Chromosome segregation errors lead to aneuploidy, a condition associated with cancer and developmental abnormalities. Therefore, a critical question in biology is how potential chromosome segregation errors are corrected prior to cell division. In this project, you will study the impact of microtubule dynamics in preventing aneuploidy.

This work will study the action of microtubule depolymerases from the molecular (supervisor Friel) to the cellular (supervisor Huett) scale and in terms of their effect on the mechanical properties of cells (supervisor Wright). The focus will be on the human microtubule depolymerising kinesin, MCAK, which is a major direct regulator of microtubule dynamics during cell division. Reduction in MCAK activity in cells results in hyperstabilised chromosome-microtubule attachments leading to defects in chromosome segregation. The converse, excessive MCAK activity, leads to loss of microtubule stability and defects in capture and alignment of chromosomes.

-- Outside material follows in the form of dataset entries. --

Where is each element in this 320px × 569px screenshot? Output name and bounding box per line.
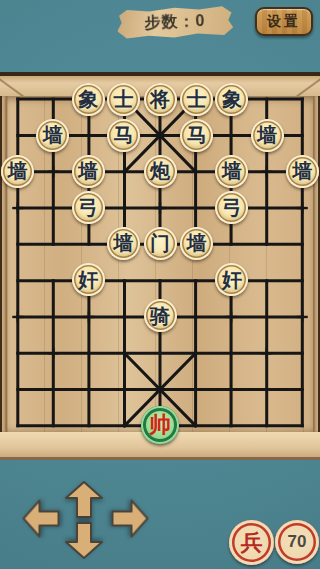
- piece-general: 将: [144, 83, 177, 116]
- settings-button[interactable]: 设置: [255, 7, 313, 36]
- piece-horse: 马: [180, 119, 213, 152]
- piece-traitor: 奸: [215, 263, 248, 296]
- steps-banner: 步数：0: [116, 5, 233, 40]
- soldier-token-label: 兵: [241, 528, 263, 558]
- piece-wall: 墙: [36, 119, 69, 152]
- piece-advisor: 士: [107, 83, 140, 116]
- piece-wall: 墙: [1, 155, 34, 188]
- settings-label: 设置: [267, 13, 301, 31]
- piece-wall: 墙: [286, 155, 319, 188]
- counter-value: 70: [288, 532, 307, 552]
- board-grid: 象士将士象墙马马墙墙墙炮墙墙弓弓墙门墙奸奸骑帅: [0, 81, 320, 444]
- direction-pad: [20, 480, 150, 562]
- steps-text: 步数：0: [144, 11, 206, 34]
- piece-wall: 墙: [215, 155, 248, 188]
- arrow-down-button[interactable]: [65, 522, 103, 559]
- piece-elephant: 象: [215, 83, 248, 116]
- piece-cannon: 炮: [144, 155, 177, 188]
- piece-wall: 墙: [107, 227, 140, 260]
- piece-wall: 墙: [72, 155, 105, 188]
- piece-wall: 墙: [180, 227, 213, 260]
- piece-door: 门: [144, 227, 177, 260]
- counter-badge: 70: [275, 520, 319, 564]
- xiangqi-board: 象士将士象墙马马墙墙墙炮墙墙弓弓墙门墙奸奸骑帅: [0, 72, 320, 460]
- arrow-up-button[interactable]: [65, 481, 103, 518]
- game-screen: 步数：0 设置 象士将士象墙马马墙墙墙炮墙墙弓弓墙门墙奸奸骑帅 兵: [0, 0, 320, 569]
- piece-elephant: 象: [72, 83, 105, 116]
- piece-bow: 弓: [215, 191, 248, 224]
- piece-bow: 弓: [72, 191, 105, 224]
- piece-advisor: 士: [180, 83, 213, 116]
- piece-rider: 骑: [144, 299, 177, 332]
- arrow-left-button[interactable]: [23, 500, 60, 538]
- piece-wall: 墙: [251, 119, 284, 152]
- arrow-right-button[interactable]: [112, 500, 149, 538]
- soldier-token-button[interactable]: 兵: [229, 520, 274, 565]
- piece-horse: 马: [107, 119, 140, 152]
- piece-marshal-player[interactable]: 帅: [141, 406, 179, 444]
- piece-traitor: 奸: [72, 263, 105, 296]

Therefore, the activity of MCAK must be tightly controlled to allow correct chromosome segregation.

You will leverage a bank of well characterised MCAK variants created in the Friel lab which possess a range of microtubule depolymerisation activity from 100-fold below to 10-fold above wild-type levels. This provides the ability to titrate microtubule depolymerising activity in cells with a precision not previously possible. Using cells, which possess different levels of microtubule depolymerase activity, you will dissect the relationship between microtubule stability, the mechanical properties of the cell, the progress of cell division and the fidelity of chromosome segregation. You will use state of the art fluorescence imaging, computational image analysis methods and optical trapping techniques to observe and quantify the effect of tuning depolymerase activity on chromosome segregation, cell division and the mechanical properties of the cell.

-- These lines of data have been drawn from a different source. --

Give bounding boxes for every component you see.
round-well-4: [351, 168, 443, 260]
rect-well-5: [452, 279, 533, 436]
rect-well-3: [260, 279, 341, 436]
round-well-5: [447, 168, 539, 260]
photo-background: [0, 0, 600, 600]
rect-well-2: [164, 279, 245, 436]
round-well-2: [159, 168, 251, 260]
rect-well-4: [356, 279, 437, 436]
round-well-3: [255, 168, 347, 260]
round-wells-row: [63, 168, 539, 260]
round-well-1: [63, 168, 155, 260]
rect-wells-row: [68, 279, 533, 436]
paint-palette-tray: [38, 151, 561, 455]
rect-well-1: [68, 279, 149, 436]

Using these biological tools and biophysical techniques, you will produce a suite of data that will enhance our knowledge of the effect of microtubule depolymerising kinesins on the mechanical properties of cells, on cell division and on the fidelity of chromosome segregation. Introducing well understood MCAK variants to cells, provides an elegant system to determine the consequences of perturbing microtubule depolymerisation activity in defined ways. Regulation of microtubule stability is crucial throughout the cell cycle. Disregulation of the microtubule depolymerisng kinesin, MCAK, is observed in various cancer cell types and overexpression of MCAK is known to underlie certain cases of resistance to the anticancer drug, taxol. This work will generate insights into the impact of alterations in microtubule stability on conditions such as cancer and aneuploidy.

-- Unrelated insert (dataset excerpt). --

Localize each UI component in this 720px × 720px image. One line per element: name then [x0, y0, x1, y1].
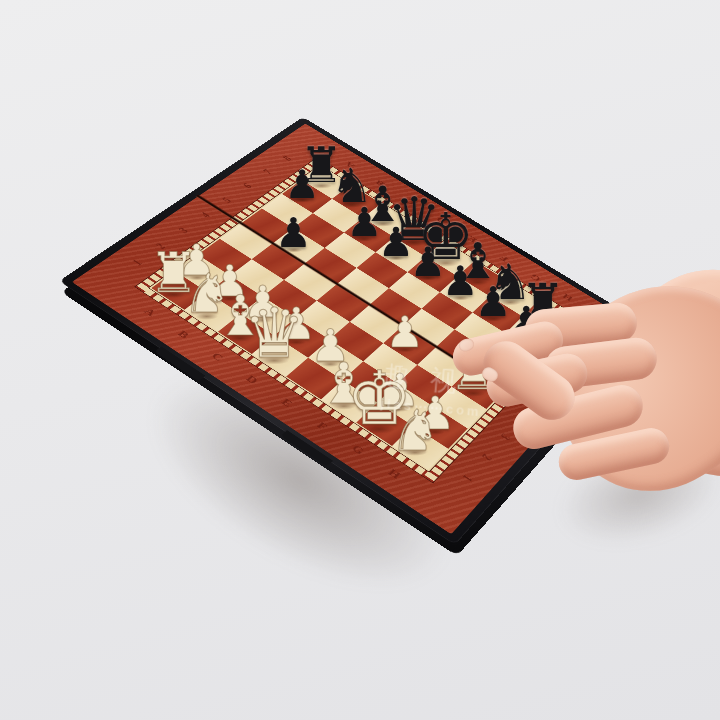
product-photo-stage: AABBCCDDEEFFGGHH1122334455667788 ♜♞♝♛♚♝♞…: [0, 0, 720, 720]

The University of Nottingham is one of the world’s most respected research-intensive universities, ranked 8th in the UK for research power (REF 2014). Students studying in the School of Life Sciences will have the opportunity to thrive in a vibrant, multidisciplinary environment, with expert supervision from leaders in their field, state-of-the-art facilities and strong links with industry. Students are closely monitored in terms of their personal and professional progression throughout their study period and are assigned academic mentors in addition to their supervisory team. The School provides structured training as a fundamental part of postgraduate personal development and our training programme enables students to develop skills across the four domains of the Vitae Researcher Development Framework (RDF). During their studies, students will also have the opportunity to attend and present at conferences around the world. The School puts strong emphasis on the promotion of postgraduate research with a 2-day annual PhD research symposium attended by all students, plus academic staff and invited speakers.